A handcuffed man sitting at a table looks at a woman who has her hand over his.

Conrad (Jon Michael Hill), left, and Jill (Chanté Adams) are among the characters whose backgrounds differ in the series from those in the book.

(Mark Hill/Netflix)

Performative virility, that is, sexual insecurity, is practically the theme of the series, expressed in small power games and unrepeatable phrases here except for tortuous euphemisms, when a man describes what he is going to do to another to humiliate him. (The guys are those kids). By contrast, Kelley has given the women, including Lucy Liu as Martha's friend Joyce, Jerrika Hinton as Roger's wife Henrietta, and Eline Powell as Sirja, who has a paternity suit against Raymond, more dimension. and agency than Wolfe. I thought of. And they are mostly decent.

If we take the position that the character is as important, or more important, than the plot, “A Man in Full” succeeds at least in the sense that it gives Daniels a role to enjoy. He gives Wolfe's Charlie a larger-than-life life, and even manages to evoke the viewer's sympathetic interest, or thoughtfully undermine it. But aside from Charlie, through whom every thread of the story passes, most of the other characters don't have enough or good enough material to seem quite real, and many are simply unpleasant. An unpleasant character with no inner life is simply unpleasant and uninteresting.

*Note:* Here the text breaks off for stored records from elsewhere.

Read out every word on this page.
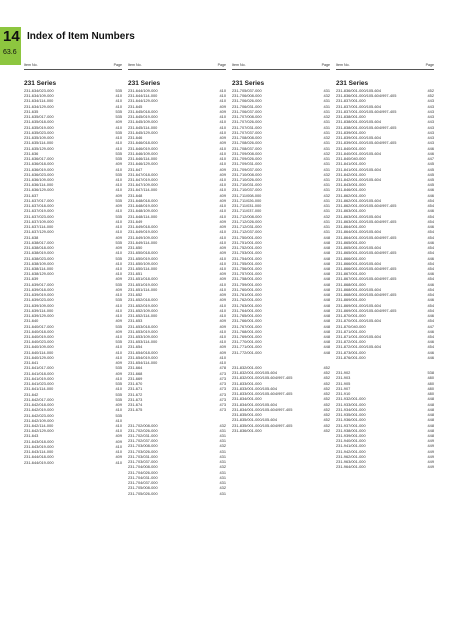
14
63.6
Index of Item Numbers
Item No.	Page
231 Series
231-634/023-000	535
231-634/109-000	410
231-634/114-000	410
231-634/129-000	410
231-635	535
231-635/017-000	535
231-635/018-000	409
231-635/019-000	410
231-635/023-000	535
231-635/109-000	410
231-635/114-000	410
231-635/129-000	410
231-636	535
231-636/017-000	535
231-636/018-000	409
231-636/019-000	410
231-636/023-000	535
231-636/109-000	410
231-636/114-000	410
231-636/129-000	410
231-637	409
231-637/017-000	535
231-637/018-000	409
231-637/019-000	410
231-637/023-000	535
231-637/109-000	410
231-637/114-000	410
231-637/129-000	410
231-638	409
231-638/017-000	535
231-638/018-000	409
231-638/019-000	410
231-638/023-000	535
231-638/109-000	410
231-638/114-000	410
231-638/129-000	410
231-639	409
231-639/017-000	535
231-639/018-000	409
231-639/019-000	410
231-639/023-000	535
231-639/109-000	410
231-639/114-000	410
231-639/129-000	410
231-640	409
231-640/017-000	535
231-640/018-000	409
231-640/019-000	410
231-640/023-000	535
231-640/109-000	410
231-640/114-000	410
231-640/129-000	410
231-641	409
231-641/017-000	535
231-641/018-000	409
231-641/019-000	410
231-641/023-000	535
231-641/114-000	410
231-642	535
231-642/017-000	535
231-642/018-000	409
231-642/019-000	410
231-642/023-000	535
231-642/109-000	410
231-642/114-000	410
231-642/129-000	410
231-643	409
231-643/018-000	409
231-643/019-000	410
231-643/114-000	410
231-644/018-000	409
231-644/019-000	410
Item No.	Page
231 Series
231-644/109-000	410
231-644/114-000	410
231-644/129-000	410
231-645	409
231-645/018-000	409
231-645/019-000	410
231-645/109-000	410
231-645/114-000	410
231-645/129-000	410
231-646	409
231-646/018-000	409
231-646/019-000	410
231-646/109-000	410
231-646/114-000	410
231-646/129-000	410
231-647	409
231-647/018-000	409
231-647/019-000	410
231-647/109-000	410
231-647/114-000	410
231-648	409
231-648/018-000	409
231-648/019-000	410
231-648/109-000	410
231-648/114-000	410
231-649	409
231-649/018-000	409
231-649/019-000	410
231-649/109-000	410
231-649/114-000	410
231-650	409
231-650/018-000	409
231-650/019-000	410
231-650/109-000	410
231-650/114-000	410
231-651	409
231-651/018-000	409
231-651/019-000	410
231-651/114-000	410
231-652	409
231-652/018-000	409
231-652/019-000	410
231-652/109-000	410
231-652/114-000	410
231-653	409
231-653/018-000	409
231-653/019-000	410
231-653/109-000	410
231-653/114-000	410
231-654	409
231-654/018-000	409
231-654/019-000	410
231-654/114-000	410
231-664	478
231-668	473
231-669	473
231-670	473
231-671	473
231-672	473
231-673	473
231-674	473
231-675	473
231-702/008-000	432
231-702/026-000	431
231-702/031-000	431
231-702/037-000	431
231-703/008-000	432
231-703/026-000	431
231-703/031-000	431
231-703/037-000	431
231-704/008-000	432
231-704/026-000	431
231-704/031-000	431
231-704/037-000	431
231-705/008-000	432
231-705/026-000	431
Item No.	Page
231 Series
231-705/037-000	431
231-706/008-000	432
231-706/026-000	431
231-706/031-000	431
231-706/037-000	431
231-707/008-000	432
231-707/026-000	431
231-707/031-000	431
231-707/037-000	431
231-708/008-000	432
231-708/026-000	431
231-708/037-000	431
231-709/008-000	432
231-709/026-000	431
231-709/031-000	431
231-709/037-000	431
231-710/008-000	432
231-710/026-000	431
231-710/031-000	431
231-710/037-000	431
231-711/008-000	432
231-711/026-000	431
231-711/031-000	431
231-711/037-000	431
231-712/008-000	432
231-712/026-000	431
231-712/031-000	431
231-712/037-000	431
231-750/001-000	448
231-751/001-000	448
231-752/001-000	448
231-753/001-000	448
231-754/001-000	448
231-755/001-000	448
231-756/001-000	448
231-757/001-000	448
231-758/001-000	448
231-759/001-000	448
231-760/001-000	448
231-761/001-000	448
231-762/001-000	448
231-763/001-000	448
231-764/001-000	448
231-765/001-000	448
231-766/001-000	448
231-767/001-000	448
231-768/001-000	448
231-769/001-000	448
231-770/001-000	448
231-771/001-000	448
231-772/001-000	448
231-832/001-000	452
231-832/001-000/105-604	452
231-832/001-000/105-604/997-405	452
231-833/001-000	452
231-833/001-000/105-604	452
231-833/001-000/105-604/997-405	452
231-834/001-000	452
231-834/001-000/105-604	452
231-834/001-000/105-604/997-405	452
231-835/001-000	452
231-835/001-000/105-604	452
231-835/001-000/105-604/997-405	452
231-836/001-000	452
Item No.	Page
231 Series
231-836/001-000/105-604	452
231-836/001-000/105-604/997-405	452
231-837/001-000	443
231-837/001-000/105-604	443
231-837/001-000/105-604/997-405	443
231-838/001-000	443
231-838/001-000/105-604	443
231-838/001-000/105-604/997-405	443
231-839/001-000	443
231-839/001-000/105-604	443
231-839/001-000/105-604/997-405	443
231-840/001-000	446
231-840/001-000/105-604	446
231-840/040-000	447
231-841/001-000	445
231-841/001-000/105-604	445
231-842/001-000	445
231-842/001-000/105-604	445
231-843/001-000	445
231-846/001-000	446
231-862/001-000	446
231-862/001-000/105-604	454
231-862/001-000/105-604/997-405	454
231-863/001-000	446
231-863/001-000/105-604	454
231-863/001-000/105-604/997-405	454
231-864/001-000	446
231-864/001-000/105-604	454
231-864/001-000/105-604/997-405	454
231-865/001-000	446
231-865/001-000/105-604	454
231-865/001-000/105-604/997-405	454
231-866/001-000	446
231-866/001-000/105-604	454
231-866/001-000/105-604/997-405	454
231-867/001-000	446
231-867/001-000/105-604/997-405	454
231-868/001-000	446
231-868/001-000/105-604	454
231-868/001-000/105-604/997-405	454
231-869/001-000	446
231-869/001-000/105-604	454
231-869/001-000/105-604/997-405	454
231-870/001-000	446
231-870/001-000/105-604	454
231-870/040-000	447
231-871/001-000	446
231-871/001-000/105-604	454
231-872/001-000	446
231-872/001-000/105-604	454
231-873/001-000	446
231-876/001-000	446
231-902	538
231-903	480
231-905	480
231-907	480
231-910	480
231-932/001-000	448
231-933/001-000	448
231-934/001-000	448
231-935/001-000	448
231-936/001-000	448
231-937/001-000	448
231-938/001-000	448
231-939/001-000	448
231-940/001-000	449
231-941/001-000	449
231-942/001-000	449
231-962/001-000	449
231-963/001-000	449
231-964/001-000	449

Is it necessary for a dramatic adaptation of a literary work to stick strictly to the source? Not really, whether the remake succeeds on its own, on par with the original in ambition, energy or tone, or is so strange as to make comparisons moot. And for what it's worth, Kelley has completely rewritten the ending.

Wolfe's book is big, long, and packed with characters and conversations; there's an earthquake and a prison break, which aren't on the menu here. (Rationalization is inevitable, and earthquakes are expensive to set up.) “A Man in Full” seems smaller, shallower, and more obvious than the novel, and on its own it doesn't seem like the best episode of an old Kelley soap opera. lawyer shows. As television, it is very similar to… television. Which, depending on what you're looking for, might be enough.